Was ist nun der Grund für dieses Phänomen „Harry Potter“ – eine klare Antwort ist nicht möglich. Aus meiner Sicht gibt es eine Anziehungskraft für Kinder daher, dass es sich um einen groß angelegten Schulroman handelt – denn jeder Band behandelt ein Schuljahr an der Schule für „Hexerei und Zauberei“ in dem magischen Ort Hogwarts. Auf diesem Schul-Hintergrund“ wird mit großer Fabulierlust und Fantasie Schulalltag an dieser Zauberschule beschrieben, beispielsweise dass „das Zaubern in den Pausen auf den Schul-Korridoren verboten ist“.
Auch die Lehrerschaft von Hogwarts besteht aus meist liebenswerten, teilweise auch recht schrulligen Typen – vergleichbar mit den Lehrer-Typen der allseits bekannten „Feuerzangenbowle“ von Heinrich Spoerl. Die „Quelle“ für diese Harry-Potter-Saga ist einmal die griechische Sagenwelt, andererseits die Bibel und dann Fabel- und Sagenwesen aus der europäischen „Welt“, besonders dem nordischen Raum.
Die Autorin J.K. Rowling hat Altertum-Wissenschaft studiert – man sagt, sie könne sogar fließend hebräisch und alt-griechisch lesen. Übrigens: Neben den zahlreichen Übersetzungen der Harry-Potter-Bücher gibt es sogar eine in Latein und Alt-Griechisch.
Weiterhin sind wichtige „Quellen“ für diese englische Erzählerin am Ende des 20. und dem beginnenden 21. Jahrhunderts englischen Autoren, vor allem des 20. Jahrhunderts: Gilbert Keith Chesterton (Pater Brown), C. S. Lewis (Die Chroniken von Narnia) und J.R.R. Tolkien (Herr der Ringe).
Alle diese englischen Autoren waren bekennende Christen – J.K. Rowling dagegen nicht. Doch religiös, teilweise sogar erstaunlich tiefsitzend religiös, sind die Harry- Potter-Bücher schon. Es lohnt für den gläubigen Menschen, sich mit den Harry Potter Büchern zu befassen. Mancher religiösen Frage kann man damit „nachgehen“.

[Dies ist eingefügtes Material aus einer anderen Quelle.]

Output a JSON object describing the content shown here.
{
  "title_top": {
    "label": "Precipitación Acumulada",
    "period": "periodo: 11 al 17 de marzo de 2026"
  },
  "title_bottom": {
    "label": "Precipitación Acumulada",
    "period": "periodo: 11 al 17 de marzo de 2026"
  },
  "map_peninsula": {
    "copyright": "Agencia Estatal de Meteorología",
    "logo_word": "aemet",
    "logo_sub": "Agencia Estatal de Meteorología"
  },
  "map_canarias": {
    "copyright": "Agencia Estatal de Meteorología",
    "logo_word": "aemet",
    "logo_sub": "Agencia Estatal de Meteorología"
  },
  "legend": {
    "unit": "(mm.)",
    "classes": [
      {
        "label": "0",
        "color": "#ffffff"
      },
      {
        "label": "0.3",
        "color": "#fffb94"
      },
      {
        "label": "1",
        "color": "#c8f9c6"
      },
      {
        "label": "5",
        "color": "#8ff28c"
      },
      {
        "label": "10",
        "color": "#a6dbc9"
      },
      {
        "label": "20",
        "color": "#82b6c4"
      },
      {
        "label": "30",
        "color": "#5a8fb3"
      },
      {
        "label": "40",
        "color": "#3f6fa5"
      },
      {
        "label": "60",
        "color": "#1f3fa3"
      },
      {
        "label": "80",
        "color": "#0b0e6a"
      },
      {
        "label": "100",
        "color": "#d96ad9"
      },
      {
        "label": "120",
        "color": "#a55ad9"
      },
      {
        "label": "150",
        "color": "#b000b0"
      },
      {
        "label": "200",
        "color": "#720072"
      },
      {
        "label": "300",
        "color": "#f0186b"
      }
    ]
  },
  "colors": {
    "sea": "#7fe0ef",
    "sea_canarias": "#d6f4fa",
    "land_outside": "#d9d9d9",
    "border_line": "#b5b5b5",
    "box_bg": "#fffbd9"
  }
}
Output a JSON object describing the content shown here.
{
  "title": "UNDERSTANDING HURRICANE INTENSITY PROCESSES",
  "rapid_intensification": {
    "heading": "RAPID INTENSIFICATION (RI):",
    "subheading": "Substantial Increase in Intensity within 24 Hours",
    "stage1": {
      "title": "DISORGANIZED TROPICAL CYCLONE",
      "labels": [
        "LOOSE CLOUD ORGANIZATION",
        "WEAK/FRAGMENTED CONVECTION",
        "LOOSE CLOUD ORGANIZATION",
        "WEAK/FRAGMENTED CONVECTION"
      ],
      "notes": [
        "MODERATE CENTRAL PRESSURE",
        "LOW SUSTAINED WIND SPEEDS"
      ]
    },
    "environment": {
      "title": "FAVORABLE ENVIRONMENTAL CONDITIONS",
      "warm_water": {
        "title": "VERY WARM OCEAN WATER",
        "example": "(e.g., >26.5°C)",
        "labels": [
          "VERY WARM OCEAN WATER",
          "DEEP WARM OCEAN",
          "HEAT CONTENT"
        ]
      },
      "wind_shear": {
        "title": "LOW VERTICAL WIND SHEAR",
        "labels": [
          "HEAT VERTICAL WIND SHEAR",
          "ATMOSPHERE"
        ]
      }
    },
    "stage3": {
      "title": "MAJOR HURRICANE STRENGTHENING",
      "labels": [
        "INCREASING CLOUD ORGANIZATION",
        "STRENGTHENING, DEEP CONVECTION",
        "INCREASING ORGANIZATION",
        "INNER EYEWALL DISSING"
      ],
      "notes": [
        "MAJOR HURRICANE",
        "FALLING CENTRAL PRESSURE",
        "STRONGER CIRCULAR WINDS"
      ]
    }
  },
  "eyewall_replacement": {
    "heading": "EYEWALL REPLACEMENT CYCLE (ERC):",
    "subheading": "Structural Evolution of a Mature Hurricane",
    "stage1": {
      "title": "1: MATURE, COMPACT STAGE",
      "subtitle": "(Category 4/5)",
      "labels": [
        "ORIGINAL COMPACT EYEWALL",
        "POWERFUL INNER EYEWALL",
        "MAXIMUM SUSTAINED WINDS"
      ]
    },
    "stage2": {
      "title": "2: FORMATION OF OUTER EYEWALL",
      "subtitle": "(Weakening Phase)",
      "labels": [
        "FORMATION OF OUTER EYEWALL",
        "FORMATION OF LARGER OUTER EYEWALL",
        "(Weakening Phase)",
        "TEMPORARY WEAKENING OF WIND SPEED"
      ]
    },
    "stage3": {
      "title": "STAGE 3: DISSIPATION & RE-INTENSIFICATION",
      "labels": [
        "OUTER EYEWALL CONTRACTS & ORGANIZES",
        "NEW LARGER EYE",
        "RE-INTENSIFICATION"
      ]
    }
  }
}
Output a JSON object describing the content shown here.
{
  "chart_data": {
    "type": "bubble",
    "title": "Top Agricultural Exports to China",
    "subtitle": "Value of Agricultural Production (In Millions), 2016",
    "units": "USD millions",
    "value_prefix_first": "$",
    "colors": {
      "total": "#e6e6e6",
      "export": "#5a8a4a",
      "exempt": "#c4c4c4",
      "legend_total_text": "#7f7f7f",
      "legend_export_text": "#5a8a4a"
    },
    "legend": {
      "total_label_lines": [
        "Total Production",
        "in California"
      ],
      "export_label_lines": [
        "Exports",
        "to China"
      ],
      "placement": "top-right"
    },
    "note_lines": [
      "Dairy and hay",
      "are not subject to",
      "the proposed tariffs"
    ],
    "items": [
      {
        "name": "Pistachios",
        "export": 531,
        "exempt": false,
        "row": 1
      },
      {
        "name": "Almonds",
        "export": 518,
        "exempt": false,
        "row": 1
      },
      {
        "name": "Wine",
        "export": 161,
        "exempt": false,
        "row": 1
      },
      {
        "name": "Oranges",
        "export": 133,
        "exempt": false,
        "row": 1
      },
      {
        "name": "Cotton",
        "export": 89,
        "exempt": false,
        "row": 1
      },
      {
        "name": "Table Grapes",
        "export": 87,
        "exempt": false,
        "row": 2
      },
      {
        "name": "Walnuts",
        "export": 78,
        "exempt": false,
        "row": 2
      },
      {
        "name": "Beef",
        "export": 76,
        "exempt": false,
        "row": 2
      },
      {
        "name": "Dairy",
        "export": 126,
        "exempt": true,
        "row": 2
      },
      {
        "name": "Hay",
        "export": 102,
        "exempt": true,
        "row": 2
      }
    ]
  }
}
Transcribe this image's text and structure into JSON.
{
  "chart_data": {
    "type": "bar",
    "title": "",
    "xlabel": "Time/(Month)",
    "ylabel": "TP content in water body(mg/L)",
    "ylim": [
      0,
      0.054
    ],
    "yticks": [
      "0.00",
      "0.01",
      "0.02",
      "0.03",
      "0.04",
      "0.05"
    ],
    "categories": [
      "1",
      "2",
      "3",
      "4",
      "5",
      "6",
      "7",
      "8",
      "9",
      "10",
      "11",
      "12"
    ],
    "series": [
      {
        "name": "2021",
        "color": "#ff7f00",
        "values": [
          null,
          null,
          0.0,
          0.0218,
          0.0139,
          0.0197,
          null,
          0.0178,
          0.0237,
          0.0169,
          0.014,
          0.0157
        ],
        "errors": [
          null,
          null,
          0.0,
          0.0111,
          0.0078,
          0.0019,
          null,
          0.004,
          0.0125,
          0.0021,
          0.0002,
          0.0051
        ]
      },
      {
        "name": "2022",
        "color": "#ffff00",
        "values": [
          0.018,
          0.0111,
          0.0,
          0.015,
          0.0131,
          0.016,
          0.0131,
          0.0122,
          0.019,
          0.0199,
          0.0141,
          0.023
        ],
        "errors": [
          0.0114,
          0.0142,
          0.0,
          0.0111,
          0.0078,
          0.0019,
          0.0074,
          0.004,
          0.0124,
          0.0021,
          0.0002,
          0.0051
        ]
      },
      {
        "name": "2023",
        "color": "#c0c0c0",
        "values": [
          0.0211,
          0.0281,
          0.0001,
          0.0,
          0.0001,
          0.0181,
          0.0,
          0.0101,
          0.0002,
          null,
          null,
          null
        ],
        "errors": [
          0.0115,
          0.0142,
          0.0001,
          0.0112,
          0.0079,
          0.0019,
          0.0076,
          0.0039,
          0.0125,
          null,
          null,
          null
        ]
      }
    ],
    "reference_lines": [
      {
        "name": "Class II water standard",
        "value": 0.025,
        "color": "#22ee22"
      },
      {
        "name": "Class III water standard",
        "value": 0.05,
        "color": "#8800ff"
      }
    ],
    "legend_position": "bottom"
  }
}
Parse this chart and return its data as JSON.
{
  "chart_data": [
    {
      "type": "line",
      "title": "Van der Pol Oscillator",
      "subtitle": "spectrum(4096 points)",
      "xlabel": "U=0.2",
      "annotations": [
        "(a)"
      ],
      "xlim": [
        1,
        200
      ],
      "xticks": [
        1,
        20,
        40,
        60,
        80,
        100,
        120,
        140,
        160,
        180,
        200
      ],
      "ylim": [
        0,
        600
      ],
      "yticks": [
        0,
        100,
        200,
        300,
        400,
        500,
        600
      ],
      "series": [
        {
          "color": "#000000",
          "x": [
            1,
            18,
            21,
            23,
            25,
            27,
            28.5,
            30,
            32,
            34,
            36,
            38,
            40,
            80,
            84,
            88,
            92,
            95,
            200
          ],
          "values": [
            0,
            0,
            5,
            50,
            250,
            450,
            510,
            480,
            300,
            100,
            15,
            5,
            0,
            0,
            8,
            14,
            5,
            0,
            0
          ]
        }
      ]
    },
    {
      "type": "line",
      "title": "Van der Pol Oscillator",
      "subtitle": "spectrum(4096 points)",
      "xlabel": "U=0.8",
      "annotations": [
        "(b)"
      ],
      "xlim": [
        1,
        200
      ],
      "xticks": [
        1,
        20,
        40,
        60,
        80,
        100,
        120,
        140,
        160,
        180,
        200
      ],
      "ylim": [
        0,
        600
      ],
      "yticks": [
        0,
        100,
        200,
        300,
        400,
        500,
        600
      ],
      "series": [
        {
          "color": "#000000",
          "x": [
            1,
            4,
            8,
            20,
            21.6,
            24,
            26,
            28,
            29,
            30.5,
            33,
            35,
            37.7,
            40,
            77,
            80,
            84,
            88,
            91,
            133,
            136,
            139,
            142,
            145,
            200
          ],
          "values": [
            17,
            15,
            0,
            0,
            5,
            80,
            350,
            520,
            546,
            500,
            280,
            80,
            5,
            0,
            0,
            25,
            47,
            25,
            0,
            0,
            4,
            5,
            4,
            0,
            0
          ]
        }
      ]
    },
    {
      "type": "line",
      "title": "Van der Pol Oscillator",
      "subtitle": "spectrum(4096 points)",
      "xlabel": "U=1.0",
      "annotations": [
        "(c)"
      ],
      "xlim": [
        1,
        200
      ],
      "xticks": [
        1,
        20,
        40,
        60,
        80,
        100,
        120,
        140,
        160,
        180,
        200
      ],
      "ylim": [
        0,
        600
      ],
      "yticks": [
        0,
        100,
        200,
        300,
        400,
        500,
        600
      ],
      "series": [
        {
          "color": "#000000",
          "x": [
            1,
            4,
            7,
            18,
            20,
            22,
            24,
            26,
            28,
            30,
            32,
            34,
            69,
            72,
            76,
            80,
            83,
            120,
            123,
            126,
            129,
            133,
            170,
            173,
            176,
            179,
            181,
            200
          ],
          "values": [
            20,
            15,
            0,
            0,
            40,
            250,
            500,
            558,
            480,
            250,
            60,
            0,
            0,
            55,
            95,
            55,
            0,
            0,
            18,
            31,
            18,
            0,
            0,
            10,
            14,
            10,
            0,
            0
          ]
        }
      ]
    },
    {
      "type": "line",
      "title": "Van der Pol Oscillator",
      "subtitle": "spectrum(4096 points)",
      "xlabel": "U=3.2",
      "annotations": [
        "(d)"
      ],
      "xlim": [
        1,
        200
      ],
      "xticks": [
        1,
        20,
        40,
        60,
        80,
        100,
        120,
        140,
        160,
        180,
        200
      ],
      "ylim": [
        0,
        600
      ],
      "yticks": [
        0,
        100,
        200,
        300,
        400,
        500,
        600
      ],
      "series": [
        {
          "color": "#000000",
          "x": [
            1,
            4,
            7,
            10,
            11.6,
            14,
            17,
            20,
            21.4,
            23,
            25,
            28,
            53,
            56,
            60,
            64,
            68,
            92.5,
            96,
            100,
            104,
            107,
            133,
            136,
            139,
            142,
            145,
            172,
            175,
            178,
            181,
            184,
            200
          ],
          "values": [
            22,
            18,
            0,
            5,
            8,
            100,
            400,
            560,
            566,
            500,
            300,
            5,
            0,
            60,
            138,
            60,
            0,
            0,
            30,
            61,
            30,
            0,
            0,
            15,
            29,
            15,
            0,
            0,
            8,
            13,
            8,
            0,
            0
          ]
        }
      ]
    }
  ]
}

Allerdings sollte ich mich als Leserin oder Leser nicht daran stören, dass es sich bei den handelnden Personen meist um Hexen und Zauberer handelt – von denen es in diesem Harry-Potter-Kosmos gute und schlechte gibt, sehr vergleichbar bei uns Menschen (die heißen bei „Harry Potter“ Muggel, „nicht magisches Volk“). Unübersehbar beziehen die Harry-Potter-Bücher klar Position gegen Rassismus und Ausgrenzung von Schwachen und propagieren Kameradschaft und Verantwortungsbewusstsein für die Gemeinschaft – ethisch wertvoller geht’s fast nicht mehr!